Ciska Thurman looks at the legal, financial and emotional reasons to tie the knot … or not
The concept of marriage has come to mean many different things to different people. Walking down the aisle in a billowy white dress, or enjoying the bragging rights that come with acquiring a ‘Mrs’, are fleeting – marriage is a lifelong merger that requires careful maintenance. Is our high divorce rate a sign that young people today just aren’t in it for the long haul? Or do we need to shift our thinking to assimilate new variations on the traditional nuclear family?
Opposite sides of the spectrum
Helen Clegg, 34, and Ben Hitchins, 36, have remained committed to one another for 10 years, and have lived in as many countries during that time. ‘We never decided not to marry. It just hasn’t happened. Some couples get married to feel more secure in their relationship. We don’t feel that marriage will transform our relationship in any way,’ explains Helen. She and Ben welcomed a baby boy, Samuel, in January 2012.
Alex Parker, 29, and Michael Williams, 33, moved in together after four months of dating, and have been happy ever since. Says Alex, ‘When we knew we wanted to share our lives together, we felt that a wedding and a marriage were a convenient package for doing that: a public declaration of our love for each other, and a certificate to assist us with all the bureaucracy around our desire to adopt one day.’
In South Africa today, a domestic partnership (living together, or a ‘common-law marriage’, like in other countries) doesn’t afford you the same rights as being married does. Whereas our law recognises the union of same-sex couples and even some polygamous unions, no amount of time living with another person will automatically convert a cohabitation into a marriage.
‘However,’ notes lawyer Judy Jordaan, ‘owing to the increasing tendency of couples cohabiting without marrying, legislation has now been drafted (the Domestic Partnership Bill 36 of 2008) which is awaiting enactment into law.
In the interim, in order to protect themselves against a break-up, a lot of couples are opting to enter into a cohabitation contract, also known as a “domestic partnership agreement”, which regulates their terms of living together: finances, children and maintenance property, as well as any conditions surrounding the termination of the relationship.’
‘The most immediate downside about getting married, for us, is the expense of a wedding,’ explains Helen. ‘We don’t want our families to pay our wedding costs and our primary priority at this stage of our lives is providing for little Samuel.’
Many other young couples share this sentiment. They’re waiting until they themselves are in a financial position to pay for the wedding they want, rather than feeling as if they have to merely play a role in something far more traditional since their family is paying for it.
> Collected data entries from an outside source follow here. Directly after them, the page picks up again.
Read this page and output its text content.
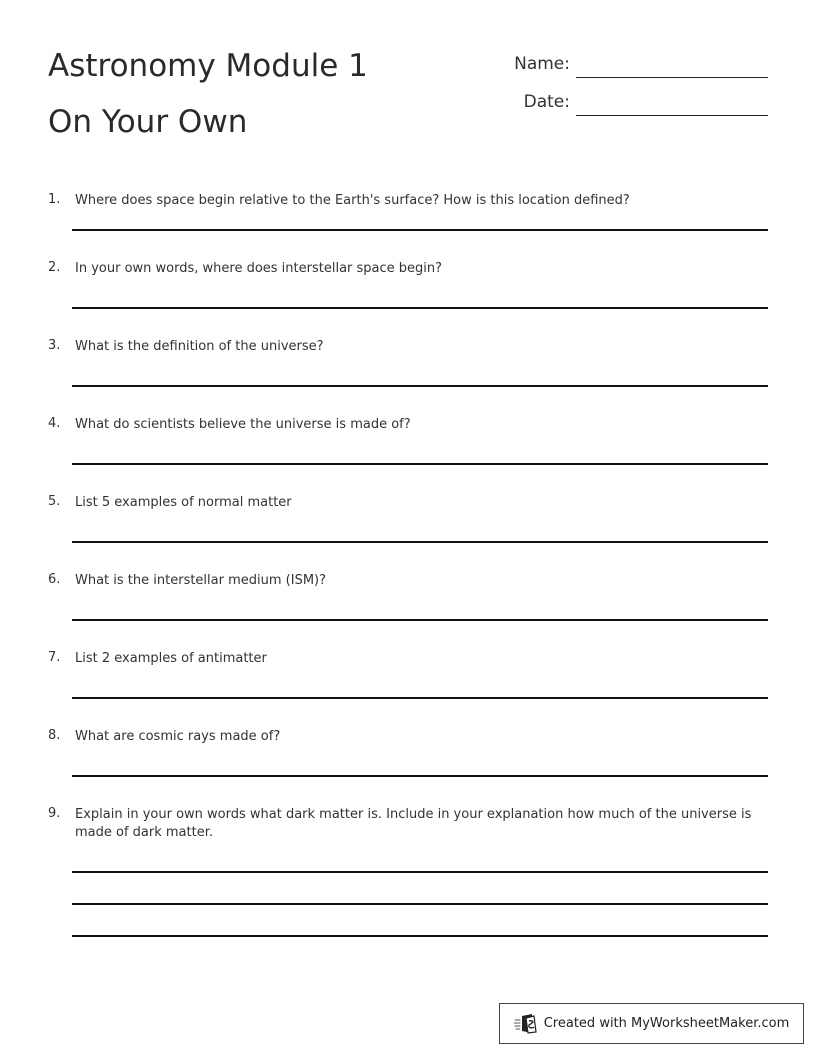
Astronomy Module 1
On Your Own
Name:
Date:
1. Where does space begin relative to the Earth's surface? How is this location defined?
2. In your own words, where does interstellar space begin?
3. What is the definition of the universe?
4. What do scientists believe the universe is made of?
5. List 5 examples of normal matter
6. What is the interstellar medium (ISM)?
7. List 2 examples of antimatter
8. What are cosmic rays made of?
9. Explain in your own words what dark matter is. Include in your explanation how much of the universe is made of dark matter.
Created with MyWorksheetMaker.com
As a result, weddings are becoming smaller, more personal and less conventional (in terms of values, venues and vows).
As far as the financial protection afforded by marriage goes, this is by no means automatic. Would-be spouses need to sign an antenuptial contract to ensure that they each maintain a separate estate of assets and liabilities. If they neglect to seek legal intervention to do so, then by default, all of their assets and their liabilities (even those they acquired before the marriage) are merged into a single estate, in which each spouse has an undivided half-share. As with pursuing a domestic part- nership agreement, the onus is on the couple to protect themselves.
Hitched or unhinged?
So it seems as if such a domestic partnership can often resemble a marriage – legally and financially – very closely (assuming considered intervention in both instances). However, the societal pressure to marry and the stigma attached to those who are ‘living in sin’ is still very real. ‘Getting hitched’ seems to automatically shroud newly-weds in acceptance. And so this routine ‘next step’ is often the unconsidered and easy path many couples take.
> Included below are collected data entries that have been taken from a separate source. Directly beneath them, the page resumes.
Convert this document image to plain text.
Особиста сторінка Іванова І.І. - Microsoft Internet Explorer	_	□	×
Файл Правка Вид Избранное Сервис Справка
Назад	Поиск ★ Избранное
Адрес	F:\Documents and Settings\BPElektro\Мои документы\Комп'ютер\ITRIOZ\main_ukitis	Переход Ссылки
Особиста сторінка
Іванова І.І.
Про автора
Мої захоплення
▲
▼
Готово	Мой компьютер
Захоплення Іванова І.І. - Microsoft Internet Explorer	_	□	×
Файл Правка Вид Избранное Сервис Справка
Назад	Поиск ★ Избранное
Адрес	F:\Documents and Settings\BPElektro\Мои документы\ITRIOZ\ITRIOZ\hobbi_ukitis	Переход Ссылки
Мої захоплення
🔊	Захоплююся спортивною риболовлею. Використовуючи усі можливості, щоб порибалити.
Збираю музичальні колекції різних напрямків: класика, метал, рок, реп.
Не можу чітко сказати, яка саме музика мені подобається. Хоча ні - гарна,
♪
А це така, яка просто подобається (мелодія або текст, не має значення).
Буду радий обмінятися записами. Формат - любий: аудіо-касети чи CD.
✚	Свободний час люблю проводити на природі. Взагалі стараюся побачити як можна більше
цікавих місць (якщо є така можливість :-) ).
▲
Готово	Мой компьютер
For other couples, getting married is truly and personally significant – for religious, cultural and relational reasons. Ultimately, couples should identify what marriage means to them (not to their lawyers, financial advisors or friends and family) and remain true to that.
For Alex and Michael, it’s about the journey they embarked on to prepare for marriage. ‘Planning a wedding and our lives beyond that event strengthened our relationship. We sat down and discussed what we would like and expect from our marriage and each other. We drew up goals, short and long term, for our future. In writing our own vows we had to think very deeply about promises that we could keep for the rest of our lives,’ says Alex.
And for Helen and Ben, marriage has become fairly inconsequential either way. Says Helen, ‘Our main focus is keeping our relationship alive. We have fun together – we laugh a lot. We have shared goals and dreams that we discuss often. The financial and legal benefits are not of great importance to us. The emotional benefits would remain the same to us – whether we were married or not.’
SA marriage facts and stats
• In 2006, South Africa became the fifth country in the world to allow same-sex marriage.
• The Recognition of Customary Marriages Act (1998) allows for the registration of marriages under African customary law. Some communities have customary laws that allow for polygamous marriages.
• According to the 2011 census, of South Africans aged 20 or older, 43.7% had never been married, 36.7% were married at the time of the census, 11% were living together like married partners, 5.7% were widowed, 0.9% were separated and 1.9% were divorced.